Much to do before Christmas
December 5, 2006 2:27 PM   Subscribe

Who prints the nicest editions of individual Shakespeare plays?

I want to get my ex (with whom I am good friends, miraculously) a copy of "Much Ado About Nothing" for Christmas - she *is* Beatrice.

Where might I find a really nice edition?

Additionally, any suggestions for further, tied-in gifts?

Thanks very much.
posted by godawful to Media & Arts (10 answers total)
Best answer: Oxford prints a very nice set of Shakespeare which is broken into single-play volumes, which you could probably find. It's gray and clothbound, and has the benefit of being one of the best versions of the text that I can find, with unobtrusive, helpful commentary.
posted by koeselitz at 2:41 PM on December 5, 2006

If you'r talking paperbacks, then I really love the Arden Shakespeare edition of any play because I think the footnotes are great in the Arden. If you are talking hard back . . . apparently they are a little pricey. There is, of course, the DVD, if she likes the Branagh version; a potted plant to hide behind; a lute; a book of bad poetry; masks and/or disguises; witty repartee.

It's sort of easier to do just "Shakespeare related" gifts, like this jewelry, which I think is fun.

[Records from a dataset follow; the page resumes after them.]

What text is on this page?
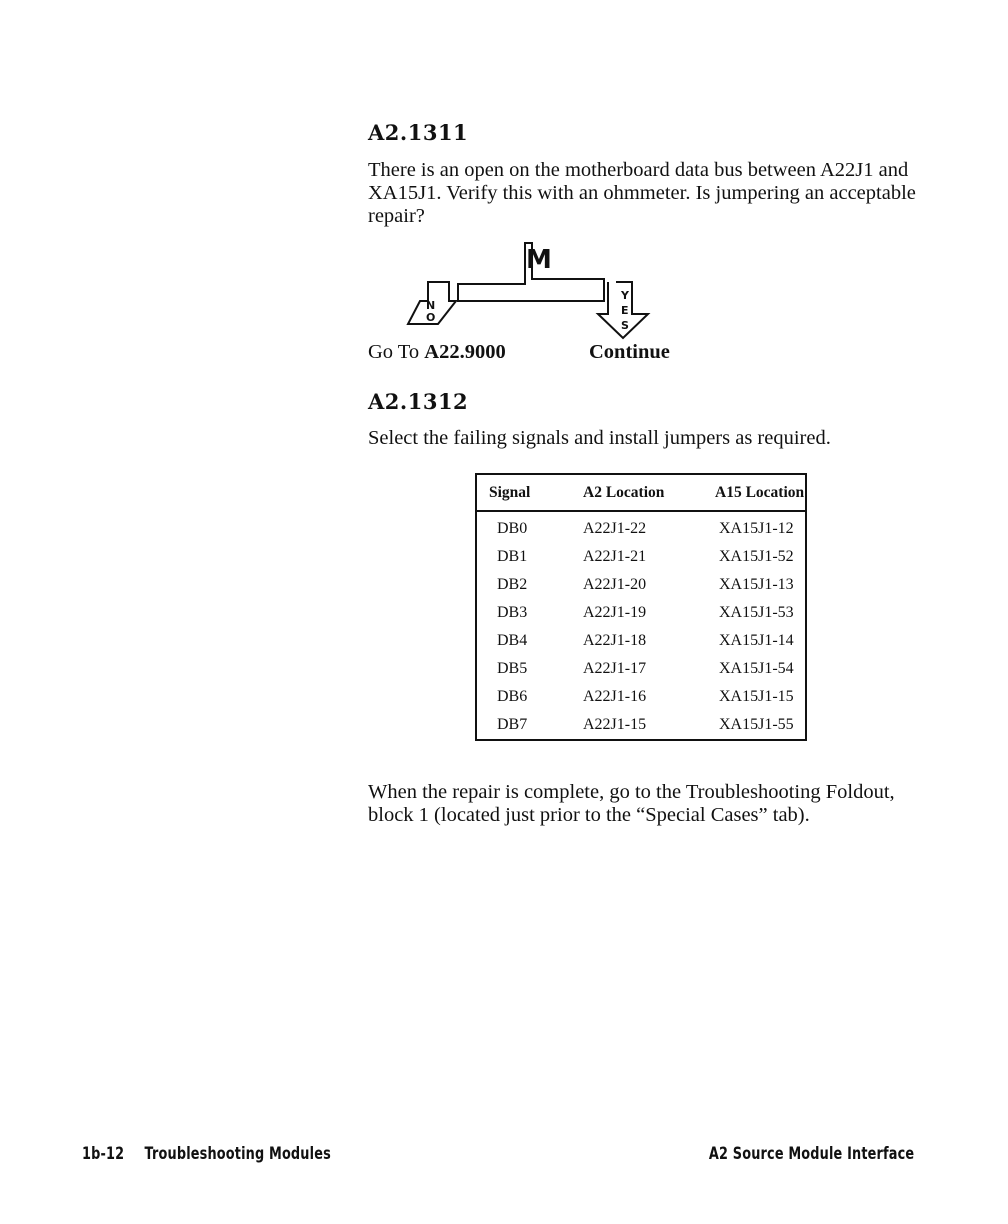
A2.1311

There is an open on the motherboard data bus between A22J1 and XA15J1. Verify this with an ohmmeter. Is jumpering an acceptable repair?

M
N
O
Y
E
S
Go To A22.9000	Continue
A2.1312

Select the failing signals and install jumpers as required.

Signal	A2 Location	A15 Location
DB0	A22J1-22	XA15J1-12
DB1	A22J1-21	XA15J1-52
DB2	A22J1-20	XA15J1-13
DB3	A22J1-19	XA15J1-53
DB4	A22J1-18	XA15J1-14
DB5	A22J1-17	XA15J1-54
DB6	A22J1-16	XA15J1-15
DB7	A22J1-15	XA15J1-55

When the repair is complete, go to the Troubleshooting Foldout, block 1 (located just prior to the “Special Cases” tab).

1b-12 Troubleshooting Modules	A2 Source Module Interface
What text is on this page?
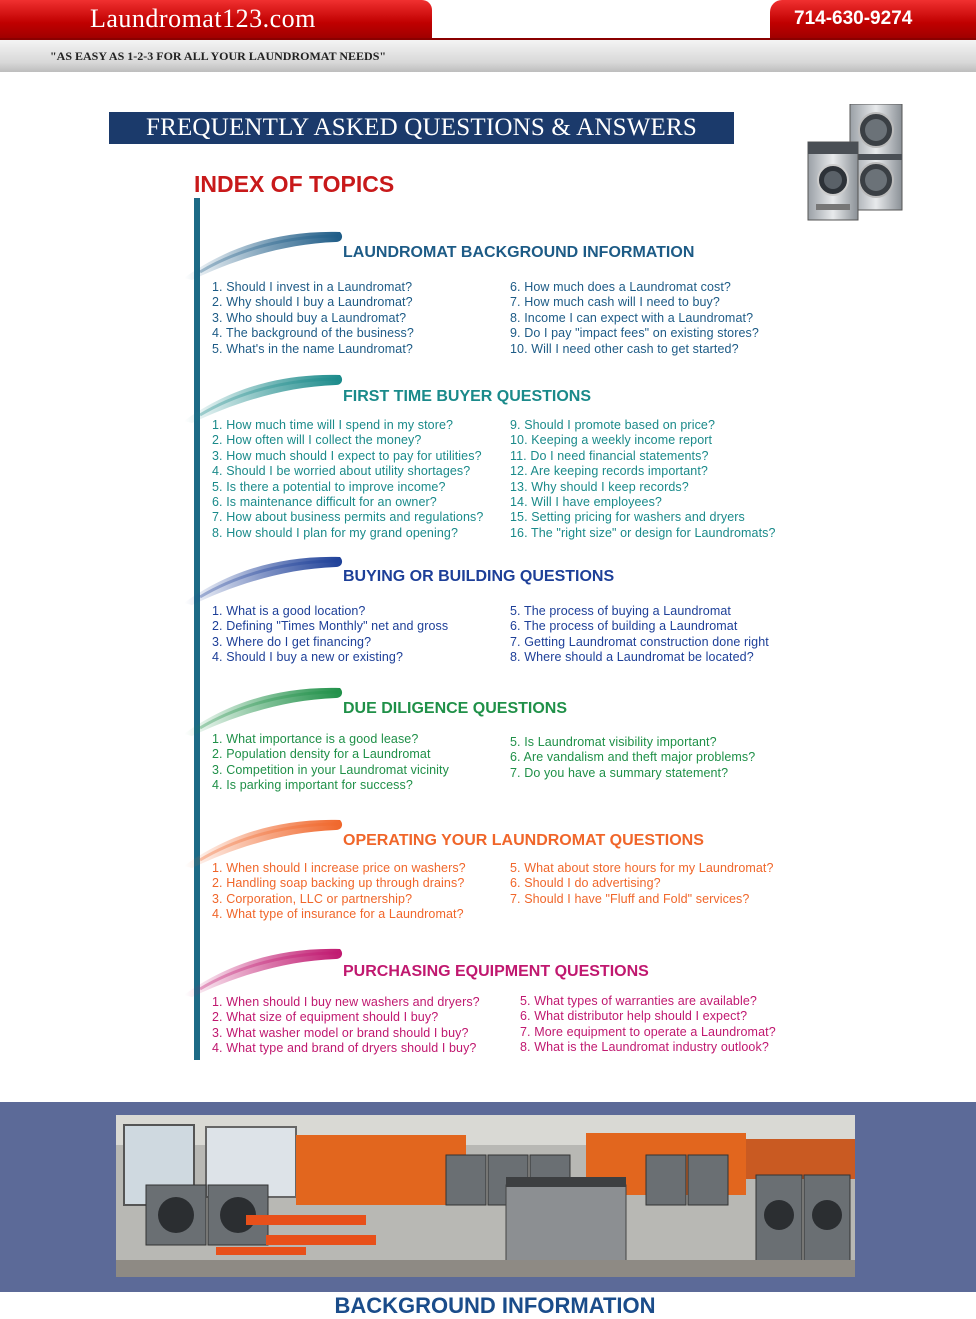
Laundromat123.com	714-630-9274
"AS EASY AS 1-2-3 FOR ALL YOUR LAUNDROMAT NEEDS"
FREQUENTLY ASKED QUESTIONS & ANSWERS
INDEX OF TOPICS
LAUNDROMAT BACKGROUND INFORMATION
1. Should I invest in a Laundromat?
2. Why should I buy a Laundromat?
3. Who should buy a Laundromat?
4. The background of the business?
5. What's in the name Laundromat?
6. How much does a Laundromat cost?
7. How much cash will I need to buy?
8. Income I can expect with a Laundromat?
9. Do I pay "impact fees" on existing stores?
10. Will I need other cash to get started?
FIRST TIME BUYER QUESTIONS
1. How much time will I spend in my store?
2. How often will I collect the money?
3. How much should I expect to pay for utilities?
4. Should I be worried about utility shortages?
5. Is there a potential to improve income?
6. Is maintenance difficult for an owner?
7. How about business permits and regulations?
8. How should I plan for my grand opening?
9. Should I promote based on price?
10. Keeping a weekly income report
11. Do I need financial statements?
12. Are keeping records important?
13. Why should I keep records?
14. Will I have employees?
15. Setting pricing for washers and dryers
16. The "right size" or design for Laundromats?
BUYING OR BUILDING QUESTIONS
1. What is a good location?
2. Defining "Times Monthly" net and gross
3. Where do I get financing?
4. Should I buy a new or existing?
5. The process of buying a Laundromat
6. The process of building a Laundromat
7. Getting Laundromat construction done right
8. Where should a Laundromat be located?
DUE DILIGENCE QUESTIONS
1. What importance is a good lease?
2. Population density for a Laundromat
3. Competition in your Laundromat vicinity
4. Is parking important for success?
5. Is Laundromat visibility important?
6. Are vandalism and theft major problems?
7. Do you have a summary statement?
OPERATING YOUR LAUNDROMAT QUESTIONS
1. When should I increase price on washers?
2. Handling soap backing up through drains?
3. Corporation, LLC or partnership?
4. What type of insurance for a Laundromat?
5. What about store hours for my Laundromat?
6. Should I do advertising?
7. Should I have "Fluff and Fold" services?
PURCHASING EQUIPMENT QUESTIONS
1. When should I buy new washers and dryers?
2. What size of equipment should I buy?
3. What washer model or brand should I buy?
4. What type and brand of dryers should I buy?
5. What types of warranties are available?
6. What distributor help should I expect?
7. More equipment to operate a Laundromat?
8. What is the Laundromat industry outlook?
BACKGROUND INFORMATION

For what it's worth, I think putting this kind of effort and thought in will win you points even if the gifts are weird.
posted by Medieval Maven at 2:46 PM on December 5, 2006

The Oxford Shakespeare series are very good if she's interested in the play. They're very detailed, have hundreds of footnotes about the historical significance of some words, the changing interpretations of others, etc. If she is going to be in the play, or wanted to learn more about it, then Oxford is the way to go.

If you just want one that looks nice though, and she already knows the play, then I guess it'd come down to whether you think she'd prefer a nice serious leather bound one, or a pretty and colourful illustrated one.
posted by twirlypen at 2:50 PM on December 5, 2006

What do you mean by "nice"? Do you mean "lovely to look at"? Or do you mean "useful"? Or do you mean both? Or neither? "Nice" is a poor adjective to describe what you're after.

Personally, I've always preferred the old Washington Square Press editions. They're compact paperbacks with the text of the play on one page, and illumination (footnotes, art, etc.) on the facing page. These editions also feature good introductions, etc. To me, these are the "nice"-est editions.

But they don't look nice.
posted by jdroth at 3:00 PM on December 5, 2006

The ones jdroth is talking about are usually called the New Folger Library editions (although they are published by the WSP). They are definitely my favorite editions -- but they're paperbacks under $10. It'd be good as part of a larger gift if she were going to play Beatrice, but I don't think that's what you mean. These editions are great for study, but they won't work as fancy, beautiful gifts.
posted by booksandlibretti at 3:59 PM on December 5, 2006

Where might I find a really nice edition?

Try calling local rare book stores, or search Bookfinder for hardback editions and then scroll through the results in your price range.
posted by mediareport at 8:17 PM on December 5, 2006

which editions have the best annotations?
posted by kensanway at 11:01 PM on December 5, 2006

seconding the Arden for the endnotes and the introductory essays etc.
posted by game warden to the events rhino at 1:58 AM on December 6, 2006

Arden makes the best texts to wear out with pencil-marks and dog-ears, but not the best to give as a present. Look for an old hard-bound text. Or if you're feeling creative, use the facsimile PDF on this site or the playtexts here, and bind it yerself.
posted by holgate at 4:48 AM on December 6, 2006

I'm in the Arden camp. The only fault with them is that the covers tend to be butt-ugly. Also, I think Arden 2 (the last lot of editions they put out) are better editions than Arden 3 (the current lot), but maybe that's just me.

The Oxford Complete Works takes awful liberties with the text; hope they're using different editors for the individual plays.